For Camellia Chan, CEO and Co-Founder of Flexxon (who was also one of our ‘Most Inspiring Women in Cyber in 2022‘), the narrative around cybersecurity hiring needs to be approached differently: “There is a popular misconception that entering the tech world requires years of formal, technical education – but we must shift the narrative. I did not have those credentials when I joined the industry, I studied business management at university. But if you have a passion and want to work hard, there are many ways for you to pick up the skills and be an excellent cybersecurity professional. That’s why it’s crucial that business invest in quality education and training for employees.”
Viewing talent as an investment is not uncommon, but an open mind to the idea of the ‘perfect candidate’ is crucial, especially when it comes to education, according to Haris Pylarinos, CEO and Co-Founder at Hack the Box: “We should move away from a traditional hiring model that focuses solely on university degrees and specific certifications.”
“This way, a broader range of candidates, including self-taught hackers and experienced professionals from various backgrounds, can apply. This approach matches what I feel is more important in the industry today – practical experience. Relying solely on a university degree will actually sabotage your hiring efforts.”
Edward Thorpe, Lead Talent Acquisition Partner at Garrison, expresses a similar view: “By considering talent outside of cyber, from fintech or gaming as examples, we can start to develop pipelines of more diverse talent eager to work in an industry that is equally prosperous, yet less competitive and potentially more rewarding.”
Ilona Simpson, CIO, EMEA, at Netskope, suggests that the problem is that many educators focus only on encouraging people to get into STEM: “It implies that you only need engineers. You also need customer support, you need corporate managers, you need UX designers… You need everyone. You need every skill in our industry.”
But where else can this talent be found? Steven Wood, Director of Sales Engineering at OpenText Cybersecurity, suggests: “Expanding talent catchment profiles, implementing supportive intern programs, revising recognition, and giving the cybersecurity team a seat at the boardroom table are all credible actions that businesses should take today.”
When it comes to existing recruitment practices, Jamal Elmellas, Chief Operating Officer at cybersecurity recruitment agency Focus-on-Security notes: “Hiring from within the same small talent pool is undoubtedly causing issues in the cybersecurity sector.

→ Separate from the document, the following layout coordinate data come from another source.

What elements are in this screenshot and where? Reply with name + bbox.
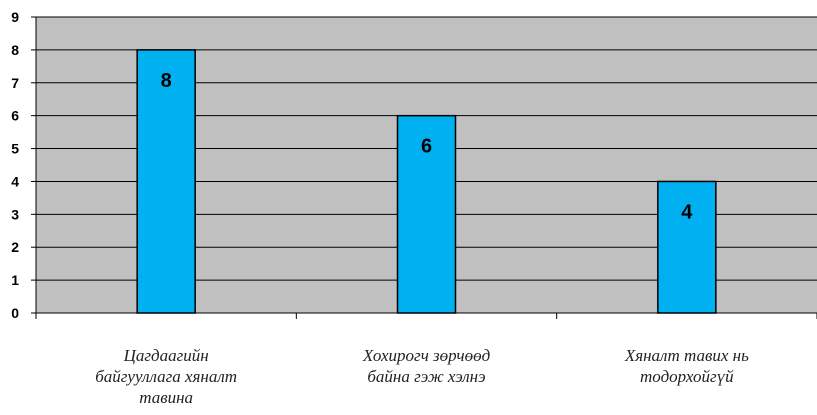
y-axis-ticks: 0 1 2 3 4 5 6 7 8 9 xyxy=(11,9,36,321)
data-label: 8 xyxy=(161,70,172,92)
bars: 8 6 4 xyxy=(136,49,717,314)
category-label: Хохирогч зөрчөөд байна гэж хэлнэ xyxy=(362,346,491,386)
y-tick-label: 6 xyxy=(11,108,19,124)
y-tick-label: 8 xyxy=(11,42,19,58)
bar xyxy=(396,114,457,314)
y-tick-label: 2 xyxy=(11,239,19,255)
x-axis xyxy=(35,17,817,319)
category-label: Хяналт тавих нь тодорхойгүй xyxy=(624,346,749,386)
y-tick-label: 0 xyxy=(11,305,19,321)
y-tick-label: 5 xyxy=(11,141,19,157)
bar xyxy=(657,180,717,314)
y-tick-label: 4 xyxy=(11,173,19,189)
y-tick-label: 1 xyxy=(11,272,19,288)
data-label: 6 xyxy=(421,136,432,158)
y-tick-label: 3 xyxy=(11,206,19,222)
bar xyxy=(136,49,196,314)
y-tick-label: 9 xyxy=(11,9,19,25)
y-tick-label: 7 xyxy=(11,75,19,91)
category-label: Цагдаагийн байгууллага хяналт тавина xyxy=(95,346,238,407)
data-label: 4 xyxy=(681,201,693,223)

It’s intensifying competition over top talent, particularly those with three to six years’ experience, and this is leading to more churn. A transient workforce does nobody any favours.”
Additionally, Elmellas outlines the significant risk to approaching the talent shortage with an ‘anything goes’ type attitude: ” If we throw open the gates, we risk diluting the industry by introducing a whole swathe of people with no technical skills. While that may fill the recruitment gap, it does nothing to address the problem the business has which is a lack of trained and competent cybersecurity professionals, resulting, once again, in less resilience.”
Chris Cooper, a member of ISACA Emerging Trends Working Group, shares a similar worry: “We can’t continue along the path we are on where the sector is made up of predominantly white middle-aged men but nor can we pretend this is an unskilled career path. We need to tread carefully. Implying that soft skills are enough to succeed in the sector is disingenuous.”
Cooper continues: “Employers should be asking if applicants are able to demonstrate transferable skills which could be applied to a career in cyber – we should be actively sharing our experience with each other so everyone can benefit.”
Evidently, in order to create a robust future, it’s important that we diversify our hiring views in many different ways. Crucially, a diversity of thought (whether that’s voices across industries, regions, genders etc.) is necessary for a strong future. Tech has always been forward thinking, but in many ways the industry lags behind its counterparts in terms of diversity. In fact, according to research by Eskenzi PR and Marketing, only one fifth of cybersecurity leadership roles are filled by women.
Caitlin Nowlin, Program Manager at Hyland, further explains: “No matter the task, it’s always important to have multiple perspectives. Our background and experiences can impact how we approach a problem or activity, and having a broad set of individuals working on something means all the kinks are ironed out. This approach requires diversity – of gender, race, ethnicity, background and even education is key to making something the best it can be. But there is a huge gap right now, especially in tech and computer science industries.”
Evidently, there’s no one path to ‘solving’ the skills gap. Instead, an open mind in the hiring process, alongside retaining talent is key – to plug the skills gap and make organisations as safe as possible.